Zettelwirtschaft

Zettelwirtschaft01[Beitrag: JD] Ich bin ein sehr vergesslicher Mensch. Hätte ich den Geburtstag meiner Mutter nicht in meinem Smartphone gespeichert, würde ich wahrscheinlich sogar den vergessen. Deshalb muss ich mir alle wichtigen Dinge notieren. Für Menschen wie mich hat zum Glück ein Herr Arthur Fry im Jahre 1974 diese praktischen Klebezettel mit dem Namen Post-It erfunden. Seit ich die für mich entdeckt habe, hängen sie bei mir überall und erinnern mich an Dinge wie Filme, die ich unbedingt noch schauen muss, an Gitarrenlieder, die ich noch lernen will aber auch an Arzttermine oder universitäre sowie private Verpflichtungen. Für Dinge die ich auf gar keinen Fall vergessen darf, schreibe ich mir eine Erinnerung in den Kalender meines Smartphones.
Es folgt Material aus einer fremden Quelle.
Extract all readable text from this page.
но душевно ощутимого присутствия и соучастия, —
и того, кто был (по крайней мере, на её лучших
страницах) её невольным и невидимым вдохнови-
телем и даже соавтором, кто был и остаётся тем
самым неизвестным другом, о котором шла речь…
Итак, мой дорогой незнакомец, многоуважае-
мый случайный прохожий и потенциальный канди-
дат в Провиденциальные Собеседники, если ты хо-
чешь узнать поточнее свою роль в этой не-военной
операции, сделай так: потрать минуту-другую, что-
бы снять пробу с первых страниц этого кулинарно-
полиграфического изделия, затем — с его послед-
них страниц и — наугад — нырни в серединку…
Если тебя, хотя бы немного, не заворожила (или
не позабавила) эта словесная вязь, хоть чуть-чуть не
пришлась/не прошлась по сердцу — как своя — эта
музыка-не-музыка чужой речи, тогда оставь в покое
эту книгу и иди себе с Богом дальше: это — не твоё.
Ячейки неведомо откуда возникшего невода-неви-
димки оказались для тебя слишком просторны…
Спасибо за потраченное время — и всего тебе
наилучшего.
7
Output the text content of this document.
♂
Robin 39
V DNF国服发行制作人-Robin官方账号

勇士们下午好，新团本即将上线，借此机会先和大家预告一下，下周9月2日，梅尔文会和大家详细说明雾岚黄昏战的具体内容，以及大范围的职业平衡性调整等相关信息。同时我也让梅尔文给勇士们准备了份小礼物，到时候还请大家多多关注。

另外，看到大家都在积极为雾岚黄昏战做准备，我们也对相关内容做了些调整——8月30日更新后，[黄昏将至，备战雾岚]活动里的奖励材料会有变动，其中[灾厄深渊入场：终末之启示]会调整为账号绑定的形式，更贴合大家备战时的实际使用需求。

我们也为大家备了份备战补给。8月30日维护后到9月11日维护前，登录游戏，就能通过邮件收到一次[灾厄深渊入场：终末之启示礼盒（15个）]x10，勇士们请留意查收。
So klebte ich auch während des Schreibens meiner Bachelorarbeit meinen Bildschirm mit Ideen, Terminen und To-dos zu. Dabei versteckten sich natürlich auch private Notizen dazwischen. Als ich dann zum wiederholten Mal meine Arbeit mit einer etwas größer angelegten Suchaktion beginnen musste, machte ich mir erstmals Gedanken über mein bisheriges Verwaltungssystem für Notizen und kam zu dem Schluss, dass dieses eher Arbeit verursacht als erleichtert.

Zunächst musste eine Trennung zwischen privatem und der Bachelorarbeit her. Um alle Notizen für die Bachelorarbeit zu bündeln, legte ich mir deshalb ein Notizheft an. Dieses wurde in mehrere Kategorien untergliedert, wie beispielsweise ‚bisherige Forschung‘, ‚Methoden‘ oder ‚Ausblick‘. Jedem dieser Themenbereiche ordnete ich eine Farbe zu, welche ich in Form von Klebezetteln auch zum Markieren der jeweiligen Kategorie in Büchern oder Papers nutzte. Diese Strukturierung erleichtert sowohl die Zuordnung als auch die Auffindbarkeit von Informationen. Außerdem weiß ich immer, wo ich neue Information einordnen muss.

Termine trage ich mittlerweile ausschließlich in den Kalender meines Smartphones ein. Lediglich für langfristige Aufgaben klebt noch ein einsamer Zettel auf meinem Schreibtisch. Ich sollte mal Country Roads auswendig lernen und Inception anschauen, dann bin ich die ganze Zettelwirtschaft endlich los. Vorerst.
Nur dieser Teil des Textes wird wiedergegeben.